Halblaut kamen Beschimpfungen aus seinem Mund, als wir aneinander vorübergingen. Da ich trotz der dunklen Straße schon von weitem gesehen hatte, daß er zumindest fahruntüchtig betrunken war, und da ich das nächtliche Beschimpfen im Vorübergehen immer als Versuch einer Kontaktaufnahme verstanden habe, blieb ich stehen.
Und blickte mich um.
Und sagte: »ls was?«
Und wußte, daß es jetzt sehr stark auch um Körpersprache gehen würde.
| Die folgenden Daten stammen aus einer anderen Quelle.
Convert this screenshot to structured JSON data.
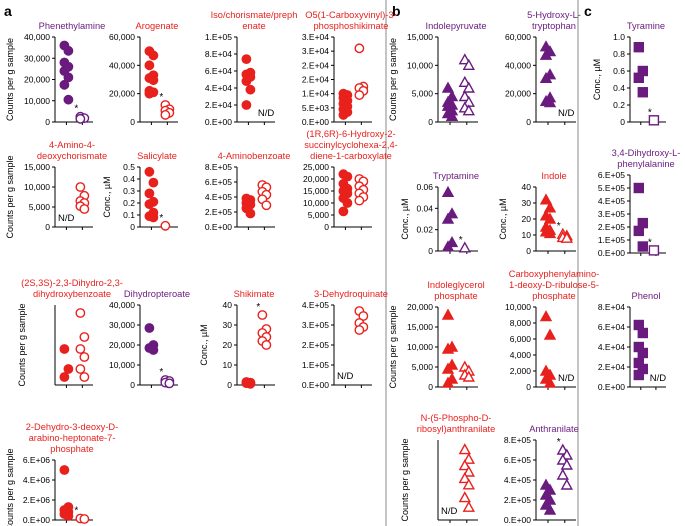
{
  "panel_letters": [
    "a",
    "b",
    "c"
  ],
  "colors": {
    "red": "#e8211d",
    "purple": "#6a1b7e",
    "axis": "#000000"
  },
  "chart_data": [
    {
      "type": "scatter",
      "panel": "a",
      "title": [
        "Phenethylamine"
      ],
      "color": "purple",
      "marker": "circle",
      "ylabel": "Counts per g sample",
      "yticks": [
        "0",
        "10,000",
        "20,000",
        "30,000",
        "40,000"
      ],
      "ylim": [
        0,
        40000
      ],
      "filled": [
        36000,
        33500,
        28000,
        26000,
        24000,
        21000,
        17500,
        10500
      ],
      "open": [
        2500,
        1800,
        1500
      ],
      "star": true,
      "nd": false
    },
    {
      "type": "scatter",
      "panel": "a",
      "title": [
        "Arogenate"
      ],
      "color": "red",
      "marker": "circle",
      "ylabel": "",
      "yticks": [
        "0",
        "20,000",
        "40,000",
        "60,000"
      ],
      "ylim": [
        0,
        60000
      ],
      "filled": [
        50000,
        47000,
        40000,
        33000,
        31000,
        29500,
        22000,
        21000,
        20000
      ],
      "open": [
        12000,
        9000,
        8000,
        6500,
        5000
      ],
      "star": true,
      "nd": false
    },
    {
      "type": "scatter",
      "panel": "a",
      "title": [
        "Iso/chorismate/preph",
        "enate"
      ],
      "color": "red",
      "marker": "circle",
      "ylabel": "",
      "yticks": [
        "0.E+00",
        "2.E+04",
        "4.E+04",
        "6.E+04",
        "8.E+04",
        "1.E+05"
      ],
      "ylim": [
        0,
        100000
      ],
      "filled": [
        74000,
        58000,
        56000,
        53000,
        48000,
        38000,
        20000
      ],
      "open": [],
      "star": false,
      "nd": true
    },
    {
      "type": "scatter",
      "panel": "a",
      "title": [
        "O5(1-Carboxyvinyl)-3-",
        "phosphoshikimate"
      ],
      "color": "red",
      "marker": "circle",
      "ylabel": "",
      "yticks": [
        "0.E+00",
        "5.E+03",
        "1.E+04",
        "2.E+04",
        "2.E+04",
        "3.E+04",
        "3.E+04"
      ],
      "ylim": [
        0,
        30000
      ],
      "filled": [
        10000,
        9500,
        8500,
        7500,
        6500,
        5500,
        4500,
        3500,
        2500
      ],
      "open": [
        26000,
        12500,
        12000,
        11000,
        9500
      ],
      "star": false,
      "nd": false
    },
    {
      "type": "scatter",
      "panel": "a",
      "title": [
        "4-Amino-4-",
        "deoxychorismate"
      ],
      "color": "red",
      "marker": "circle",
      "ylabel": "Counts per g sample",
      "yticks": [
        "0",
        "5,000",
        "10,000",
        "15,000"
      ],
      "ylim": [
        0,
        15000
      ],
      "filled": [],
      "open": [
        10000,
        7800,
        6500,
        6000,
        5200,
        4500
      ],
      "star": false,
      "nd": true
    },
    {
      "type": "scatter",
      "panel": "a",
      "title": [
        "Salicylate"
      ],
      "color": "red",
      "marker": "circle",
      "ylabel": "Conc., µM",
      "yticks": [
        "0",
        "0.1",
        "0.2",
        "0.3",
        "0.4",
        "0.5"
      ],
      "ylim": [
        0,
        0.5
      ],
      "filled": [
        0.46,
        0.37,
        0.28,
        0.21,
        0.19,
        0.12,
        0.09,
        0.08
      ],
      "open": [
        0.01
      ],
      "star": true,
      "nd": false
    },
    {
      "type": "scatter",
      "panel": "a",
      "title": [
        "4-Aminobenzoate"
      ],
      "color": "red",
      "marker": "circle",
      "ylabel": "",
      "yticks": [
        "0.E+00",
        "2.E+05",
        "4.E+05",
        "6.E+05",
        "8.E+05"
      ],
      "ylim": [
        0,
        800000
      ],
      "filled": [
        380000,
        360000,
        320000,
        300000,
        250000,
        180000
      ],
      "open": [
        560000,
        530000,
        470000,
        430000,
        370000,
        290000
      ],
      "star": false,
      "nd": false
    },
    {
      "type": "scatter",
      "panel": "a",
      "title": [
        "(1R,6R)-6-Hydroxy-2-",
        "succinylcyclohexa-2,4-",
        "diene-1-carboxylate"
      ],
      "color": "red",
      "marker": "circle",
      "ylabel": "",
      "yticks": [
        "0",
        "5,000",
        "10,000",
        "15,000",
        "20,000",
        "25,000"
      ],
      "ylim": [
        0,
        25000
      ],
      "filled": [
        22000,
        21000,
        18000,
        16000,
        15000,
        14000,
        12000,
        10000,
        6500
      ],
      "open": [
        20000,
        19000,
        17000,
        15500,
        14000,
        12500,
        11000
      ],
      "star": false,
      "nd": false
    },
    {
      "type": "scatter",
      "panel": "a",
      "title": [
        "(2S,3S)-2,3-Dihydro-2,3-",
        "dihydroxybenzoate"
      ],
      "color": "red",
      "marker": "circle",
      "ylabel": "Counts per g sample",
      "yticks": [],
      "ylim": [
        0,
        2000
      ],
      "filled": [
        900,
        400,
        200
      ],
      "open": [
        1800,
        1200,
        900,
        700,
        400,
        200
      ],
      "star": false,
      "nd": false
    },
    {
      "type": "scatter",
      "panel": "a",
      "title": [
        "Dihydropteroate"
      ],
      "color": "purple",
      "marker": "circle",
      "ylabel": "",
      "yticks": [
        "0",
        "10,000",
        "20,000",
        "30,000",
        "40,000"
      ],
      "ylim": [
        0,
        40000
      ],
      "filled": [
        28500,
        20000,
        18500,
        17500
      ],
      "open": [
        2500,
        2000,
        1200,
        800
      ],
      "star": true,
      "nd": false
    },
    {
      "type": "scatter",
      "panel": "a",
      "title": [
        "Shikimate"
      ],
      "color": "red",
      "marker": "circle",
      "ylabel": "Conc., µM",
      "yticks": [
        "0",
        "10",
        "20",
        "30",
        "40"
      ],
      "ylim": [
        0,
        40
      ],
      "filled": [
        1.5,
        1.2,
        0.9,
        0.6
      ],
      "open": [
        35,
        28,
        26,
        24,
        22,
        20
      ],
      "star": true,
      "nd": false
    },
    {
      "type": "scatter",
      "panel": "a",
      "title": [
        "3-Dehydroquinate"
      ],
      "color": "red",
      "marker": "circle",
      "ylabel": "",
      "yticks": [
        "0.E+00",
        "1.E+05",
        "2.E+05",
        "3.E+05",
        "4.E+05"
      ],
      "ylim": [
        0,
        400000
      ],
      "filled": [],
      "open": [
        370000,
        345000,
        310000,
        290000,
        275000
      ],
      "star": false,
      "nd": true
    },
    {
      "type": "scatter",
      "panel": "a",
      "title": [
        "2-Dehydro-3-deoxy-D-",
        "arabino-heptonate-7-",
        "phosphate"
      ],
      "color": "red",
      "marker": "circle",
      "ylabel": "Counts per g sample",
      "yticks": [
        "0.E+00",
        "2.E+06",
        "4.E+06",
        "6.E+06"
      ],
      "ylim": [
        0,
        6000000
      ],
      "filled": [
        5000000,
        1300000,
        1000000,
        800000,
        600000,
        400000
      ],
      "open": [
        150000,
        100000
      ],
      "star": true,
      "nd": false
    },
    {
      "type": "scatter",
      "panel": "b",
      "title": [
        "Indolepyruvate"
      ],
      "color": "purple",
      "marker": "triangle",
      "ylabel": "Counts per g sample",
      "yticks": [
        "0",
        "5,000",
        "10,000",
        "15,000"
      ],
      "ylim": [
        0,
        15000
      ],
      "filled": [
        6000,
        4500,
        3500,
        3000,
        2800,
        2000,
        1500,
        1000
      ],
      "open": [
        11000,
        10000,
        7000,
        6000,
        4500,
        3500,
        2500,
        2000
      ],
      "star": false,
      "nd": false
    },
    {
      "type": "scatter",
      "panel": "b",
      "title": [
        "5-Hydroxy-L-",
        "tryptophan"
      ],
      "color": "purple",
      "marker": "triangle",
      "ylabel": "",
      "yticks": [
        "0",
        "20,000",
        "40,000",
        "60,000"
      ],
      "ylim": [
        0,
        70000
      ],
      "filled": [
        62000,
        58000,
        55000,
        39000,
        36000,
        20000,
        17000,
        16000
      ],
      "open": [],
      "star": false,
      "nd": true
    },
    {
      "type": "scatter",
      "panel": "b",
      "title": [
        "Tryptamine"
      ],
      "color": "purple",
      "marker": "triangle",
      "ylabel": "Conc., µM",
      "yticks": [
        "0",
        "0.02",
        "0.04",
        "0.06"
      ],
      "ylim": [
        0,
        0.06
      ],
      "filled": [
        0.055,
        0.035,
        0.03,
        0.008,
        0.004
      ],
      "open": [
        0.003
      ],
      "star": true,
      "nd": false
    },
    {
      "type": "scatter",
      "panel": "b",
      "title": [
        "Indole"
      ],
      "color": "red",
      "marker": "triangle",
      "ylabel": "Conc., µM",
      "yticks": [
        "0",
        "10",
        "20",
        "30",
        "40"
      ],
      "ylim": [
        0,
        40
      ],
      "filled": [
        32,
        27,
        22,
        20,
        15,
        13,
        12,
        11
      ],
      "open": [
        10.5,
        9.5,
        8.5,
        8
      ],
      "star": true,
      "nd": false
    },
    {
      "type": "scatter",
      "panel": "b",
      "title": [
        "Indoleglycerol",
        "phosphate"
      ],
      "color": "red",
      "marker": "triangle",
      "ylabel": "Counts per g sample",
      "yticks": [
        "0",
        "5,000",
        "10,000",
        "15,000",
        "20,000"
      ],
      "ylim": [
        0,
        20000
      ],
      "filled": [
        18000,
        10000,
        9500,
        5500,
        4500,
        2000,
        1000
      ],
      "open": [
        5000,
        4000,
        3000,
        2500
      ],
      "star": false,
      "nd": false
    },
    {
      "type": "scatter",
      "panel": "b",
      "title": [
        "Carboxyphenylamino-",
        "1-deoxy-D-ribulose-5-",
        "phosphate"
      ],
      "color": "red",
      "marker": "triangle",
      "ylabel": "",
      "yticks": [
        "0",
        "2,000",
        "4,000",
        "6,000",
        "8,000",
        "10,000"
      ],
      "ylim": [
        0,
        10000
      ],
      "filled": [
        8800,
        6500,
        2000,
        1500,
        1000,
        500
      ],
      "open": [],
      "star": false,
      "nd": true
    },
    {
      "type": "scatter",
      "panel": "b",
      "title": [
        "N-(5-Phospho-D-",
        "ribosyl)anthranilate"
      ],
      "color": "red",
      "marker": "triangle",
      "ylabel": "Counts per g sample",
      "yticks": [],
      "ylim": [
        0,
        2500
      ],
      "filled": [],
      "open": [
        2200,
        1900,
        1700,
        1500,
        1300,
        1100,
        700,
        400
      ],
      "star": false,
      "nd": true
    },
    {
      "type": "scatter",
      "panel": "b",
      "title": [
        "Anthranilate"
      ],
      "color": "purple",
      "marker": "triangle",
      "ylabel": "",
      "yticks": [
        "0.E+00",
        "2.E+05",
        "4.E+05",
        "6.E+05",
        "8.E+05"
      ],
      "ylim": [
        0,
        800000
      ],
      "filled": [
        350000,
        300000,
        250000,
        200000,
        150000,
        100000
      ],
      "open": [
        700000,
        650000,
        600000,
        550000,
        450000,
        350000
      ],
      "star": true,
      "nd": false
    },
    {
      "type": "scatter",
      "panel": "c",
      "title": [
        "Tyramine"
      ],
      "color": "purple",
      "marker": "square",
      "ylabel": "Conc., µM",
      "yticks": [
        "0",
        "0.2",
        "0.4",
        "0.6",
        "0.8",
        "1.0"
      ],
      "ylim": [
        0,
        1.0
      ],
      "filled": [
        0.88,
        0.6,
        0.52,
        0.35
      ],
      "open": [
        0.02
      ],
      "star": true,
      "nd": false
    },
    {
      "type": "scatter",
      "panel": "c",
      "title": [
        "3,4-Dihydroxy-L-",
        "phenylalanine"
      ],
      "color": "purple",
      "marker": "square",
      "ylabel": "",
      "yticks": [
        "0.E+00",
        "1.E+05",
        "2.E+05",
        "3.E+05",
        "4.E+05",
        "5.E+05",
        "6.E+05"
      ],
      "ylim": [
        0,
        600000
      ],
      "filled": [
        500000,
        230000,
        170000,
        50000
      ],
      "open": [
        20000
      ],
      "star": true,
      "nd": false
    },
    {
      "type": "scatter",
      "panel": "c",
      "title": [
        "Phenol"
      ],
      "color": "purple",
      "marker": "square",
      "ylabel": "",
      "yticks": [
        "0.E+00",
        "2.E+04",
        "4.E+04",
        "6.E+04",
        "8.E+04"
      ],
      "ylim": [
        0,
        80000
      ],
      "filled": [
        62000,
        54000,
        40000,
        34000,
        24000,
        18000,
        12000
      ],
      "open": [],
      "star": false,
      "nd": true
    }
  ],
  "labels": {
    "nd": "N/D",
    "star": "*"
  }
}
Er schwankte - im wörtlichen und im übertragenen Sinn. Sollte er jetzt Prügel androhen oder mit einem »Nix, nix, schon in Ordnung" den Schwanz einziehen? Während des anschließenden Blickduells zuckt plötzlich seine Faust heraus.

II.
Es war an mir, am Tresen neues Bier zu holen. Die Getränkeausgabestelle war dicht umlagert, ein unübersichtliches Gedränge und Gewusel. Wie einen Basketball-3-Punkte-Wurf versuchte ich die Bestellung aufzugeben. Doch dann hatte ich die Linie übertreten, und es muß ein wie epileptisch zurückzuckender Ellenbogen gewesen sein, der mich knapp unterhalb des Rippenbogens traf.
III.
Wer in Berlin mit sichtbar guter Laune auf die Straße tritt, muß damit rechnen, für einen Psychopathen gehalten zu werden. »Ej, du schwule Sau«, wurde ich von einer Gruppe Pubertierender angesprochen. Mir fehlte die Geistesgegenwart, die Ansprache zu überhören. Ich war zu gut gelaunt. Einzelne stellten sich mir in den Weg und »erbaten« Zigaretten und Kleingeld. Durch ein wie unabsichtliches Anrempeln wurde Körperkontakt hergestellt. Letztendlich gelang die Flucht.
IV.
In mir steckt ein kleiner ordentlicher Bürger mit einem Hang zur Selbstjustiz. Wenn zum Beispiel ganz viele Automobile den Gehsteig vor mir zugeparkt haben, dann holt der kleine Bürger seinen Schlüsselbund aus der Jackentasche und streicht damit die Wagenflanken entlang. Das macht ein schönes Geräusch, und der Autofahrer macht sich Gedanken, hinterher.
In einem graumetallicfarbenen Audi 80 mit Alufeigen sitzt noch einer - und steigt aus.